Brazil's Neymar celebrates scoring his side's 2nd goal during the group A World Cup soccer match between Brazil and Croatia, the opening game of the tournament, in the Itaquerao Stadium in Sao Paulo, Brazil, Thursday, June 12, 2014. (AP Photo/Thanassis Stavrakis)
SAO PAULO (AP) -- "Tudo bem" - all good - as the Brazilians like to say.
With a nationwide spasm of excitement but also wafts of tear gas, the country that sees itself as the artful soul of football but is deeply conflicted about spending billions of dollars on hosting its showcase tournament kicked off one of the most troubled World Cups ever. It roared to life Thursday with a joyous 3-1 win for the home team in a stadium barely readied on time for the first of 64 matches in 12 cities. The next month will consume planet futebol and showcase Brazil's growing economic might, warts and all.
A few hundred protesters gathered in scattered demonstrations in Sao Paulo, Rio de Janeiro, Porto Alegre, Brasilia and Belo Horizonte, but they were controlled by police. It wasn't close to the chaos that accompanied last year's Confederations Cup tournament, when hundreds of thousands took to the streets.
After a funky opening ceremony featuring J-Lo in low-cut sparkling green and dancers dressed as trees, Brazil's beloved national team, the star-studded Selecao, made a solid if not brilliant start to the serious business of conquering a sixth world title. A good showing could assuage much - but not all - the public anger about World Cup spending of $11.5 billion in a nation with tens of millions of poor.
Brazil's first opponent was a resilient but ultimately outclassed Croatian side. The all-new Itaquerao stadium, which suffered chronic delays and worker deaths in its construction, was a sea of buttercup yellow. Brazilian fans crossed fingers and toes that this crop of stars will deliver not just victory but football as art, the "Jogo bonito" - the beautiful game - that was the hallmark of great Brazilian teams.

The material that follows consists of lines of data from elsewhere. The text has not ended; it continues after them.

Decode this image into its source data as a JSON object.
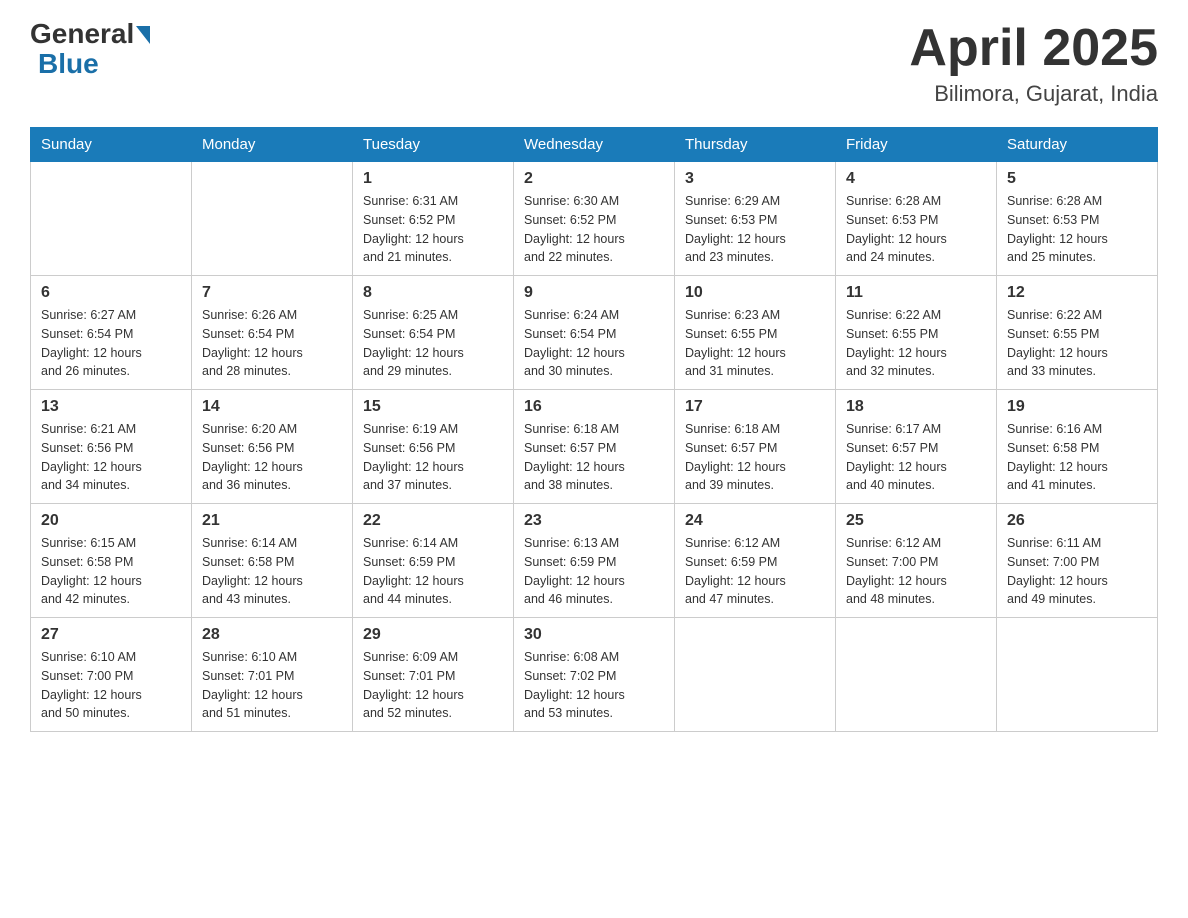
{
  "header": {
    "logo": {
      "general": "General",
      "blue": "Blue"
    },
    "title": "April 2025",
    "subtitle": "Bilimora, Gujarat, India"
  },
  "weekdays": [
    "Sunday",
    "Monday",
    "Tuesday",
    "Wednesday",
    "Thursday",
    "Friday",
    "Saturday"
  ],
  "weeks": [
    [
      {
        "day": "",
        "info": ""
      },
      {
        "day": "",
        "info": ""
      },
      {
        "day": "1",
        "info": "Sunrise: 6:31 AM\nSunset: 6:52 PM\nDaylight: 12 hours\nand 21 minutes."
      },
      {
        "day": "2",
        "info": "Sunrise: 6:30 AM\nSunset: 6:52 PM\nDaylight: 12 hours\nand 22 minutes."
      },
      {
        "day": "3",
        "info": "Sunrise: 6:29 AM\nSunset: 6:53 PM\nDaylight: 12 hours\nand 23 minutes."
      },
      {
        "day": "4",
        "info": "Sunrise: 6:28 AM\nSunset: 6:53 PM\nDaylight: 12 hours\nand 24 minutes."
      },
      {
        "day": "5",
        "info": "Sunrise: 6:28 AM\nSunset: 6:53 PM\nDaylight: 12 hours\nand 25 minutes."
      }
    ],
    [
      {
        "day": "6",
        "info": "Sunrise: 6:27 AM\nSunset: 6:54 PM\nDaylight: 12 hours\nand 26 minutes."
      },
      {
        "day": "7",
        "info": "Sunrise: 6:26 AM\nSunset: 6:54 PM\nDaylight: 12 hours\nand 28 minutes."
      },
      {
        "day": "8",
        "info": "Sunrise: 6:25 AM\nSunset: 6:54 PM\nDaylight: 12 hours\nand 29 minutes."
      },
      {
        "day": "9",
        "info": "Sunrise: 6:24 AM\nSunset: 6:54 PM\nDaylight: 12 hours\nand 30 minutes."
      },
      {
        "day": "10",
        "info": "Sunrise: 6:23 AM\nSunset: 6:55 PM\nDaylight: 12 hours\nand 31 minutes."
      },
      {
        "day": "11",
        "info": "Sunrise: 6:22 AM\nSunset: 6:55 PM\nDaylight: 12 hours\nand 32 minutes."
      },
      {
        "day": "12",
        "info": "Sunrise: 6:22 AM\nSunset: 6:55 PM\nDaylight: 12 hours\nand 33 minutes."
      }
    ],
    [
      {
        "day": "13",
        "info": "Sunrise: 6:21 AM\nSunset: 6:56 PM\nDaylight: 12 hours\nand 34 minutes."
      },
      {
        "day": "14",
        "info": "Sunrise: 6:20 AM\nSunset: 6:56 PM\nDaylight: 12 hours\nand 36 minutes."
      },
      {
        "day": "15",
        "info": "Sunrise: 6:19 AM\nSunset: 6:56 PM\nDaylight: 12 hours\nand 37 minutes."
      },
      {
        "day": "16",
        "info": "Sunrise: 6:18 AM\nSunset: 6:57 PM\nDaylight: 12 hours\nand 38 minutes."
      },
      {
        "day": "17",
        "info": "Sunrise: 6:18 AM\nSunset: 6:57 PM\nDaylight: 12 hours\nand 39 minutes."
      },
      {
        "day": "18",
        "info": "Sunrise: 6:17 AM\nSunset: 6:57 PM\nDaylight: 12 hours\nand 40 minutes."
      },
      {
        "day": "19",
        "info": "Sunrise: 6:16 AM\nSunset: 6:58 PM\nDaylight: 12 hours\nand 41 minutes."
      }
    ],
    [
      {
        "day": "20",
        "info": "Sunrise: 6:15 AM\nSunset: 6:58 PM\nDaylight: 12 hours\nand 42 minutes."
      },
      {
        "day": "21",
        "info": "Sunrise: 6:14 AM\nSunset: 6:58 PM\nDaylight: 12 hours\nand 43 minutes."
      },
      {
        "day": "22",
        "info": "Sunrise: 6:14 AM\nSunset: 6:59 PM\nDaylight: 12 hours\nand 44 minutes."
      },
      {
        "day": "23",
        "info": "Sunrise: 6:13 AM\nSunset: 6:59 PM\nDaylight: 12 hours\nand 46 minutes."
      },
      {
        "day": "24",
        "info": "Sunrise: 6:12 AM\nSunset: 6:59 PM\nDaylight: 12 hours\nand 47 minutes."
      },
      {
        "day": "25",
        "info": "Sunrise: 6:12 AM\nSunset: 7:00 PM\nDaylight: 12 hours\nand 48 minutes."
      },
      {
        "day": "26",
        "info": "Sunrise: 6:11 AM\nSunset: 7:00 PM\nDaylight: 12 hours\nand 49 minutes."
      }
    ],
    [
      {
        "day": "27",
        "info": "Sunrise: 6:10 AM\nSunset: 7:00 PM\nDaylight: 12 hours\nand 50 minutes."
      },
      {
        "day": "28",
        "info": "Sunrise: 6:10 AM\nSunset: 7:01 PM\nDaylight: 12 hours\nand 51 minutes."
      },
      {
        "day": "29",
        "info": "Sunrise: 6:09 AM\nSunset: 7:01 PM\nDaylight: 12 hours\nand 52 minutes."
      },
      {
        "day": "30",
        "info": "Sunrise: 6:08 AM\nSunset: 7:02 PM\nDaylight: 12 hours\nand 53 minutes."
      },
      {
        "day": "",
        "info": ""
      },
      {
        "day": "",
        "info": ""
      },
      {
        "day": "",
        "info": ""
      }
    ]
  ]
}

The game had everything aficionados love - passion, drama, spectacle and goals. Brazilian fans call themselves "torcidas" - derived from the Portuguese word "to twist" and evoking how football puts them through the wringer. This match watched by millions around the world certainly did that.
"I'm very emotional, happy, and happy that it's over," said spectator Ricieri Garbelini, visibly drained. "I was nervous for five minutes at the beginning, and at the end."
Brazil made a nightmare start. Marcelo looked stunned, the crowd of 62,103 wailed and grown men watching in bars let out howls of despairing laughter when the Brazilian defender scored an own-goal that gave Croatia an unlikely 1-0 lead after just 11 minutes. And despite all the promises from government officials that Brazil would be ready, there were problems at the stadium: The lighting failed in one corner, flickering off, on, off and finally back on again after the late-afternoon kickoff.
The mood lifted when Neymar lived up to his hype as the team's biggest star and tied the game for Brazil in the 29th minute, unleashing an ear-splitting roar from the crowd and across the nation. In the rundown city of Indaiatuba, a two-hour drive from Sao Paulo, tattooed men in undershirts celebrated by pounding on restaurant tables.
Demonstrating the love-hate relationship Brazilians have with developed with this World Cup, the crowd made hairs stand on end with its rousing rendition of the national anthem, but then started chanting against Brazilian President Dilma Rousseff. There were also boos for FIFA, the governing body of football.
The crowd booed Rousseff again when the stadium's jumbo screens showed her celebrating Neymar's second goal - scored from the penalty spot in the 71st minute. He thrust his arms in the air and the nation did likewise. Oscar got the third in the 90th minute. Brazil, also host in 1950, waited 64 years for the World Cup to return. But the next month will flash by if the World Cup goes as smoothly this and the team keeps on winning.
Even the football-loving Pope Francis got a touch of World Cup fever. He sent a video message on Brazilian television before the match, saying that the world's most popular sport can promote peace and solidarity by teaching the importance of working hard to reach goals and respect for opponents.
But the party wasn't all fun-loving samba. In Sao Paulo, police fired canisters of tear gas and stun grenades to push back more than 300 demonstrators who gathered along a main highway leading to the stadium.
"I'm totally against the Cup," said protester and university student Tameres Mota. "We're in a country where the money doesn't go to the community, and meanwhile we see all these millions spent on stadiums."
Police also used tear gas against about 300 protesters who gathered in central Rio de Janeiro. Protesters also gathered along Rio's famous Copacabana beach.
In Belo Horizonte, another of the 12 World Cup cities, streets downtown emptied because of the game and because of protests that tore through the area just before kickoff. Riot police stood guard on street corners littered with broken glass from windows smashed in by demonstrators. One of their signs read: "The World Cup is being done with workers' blood."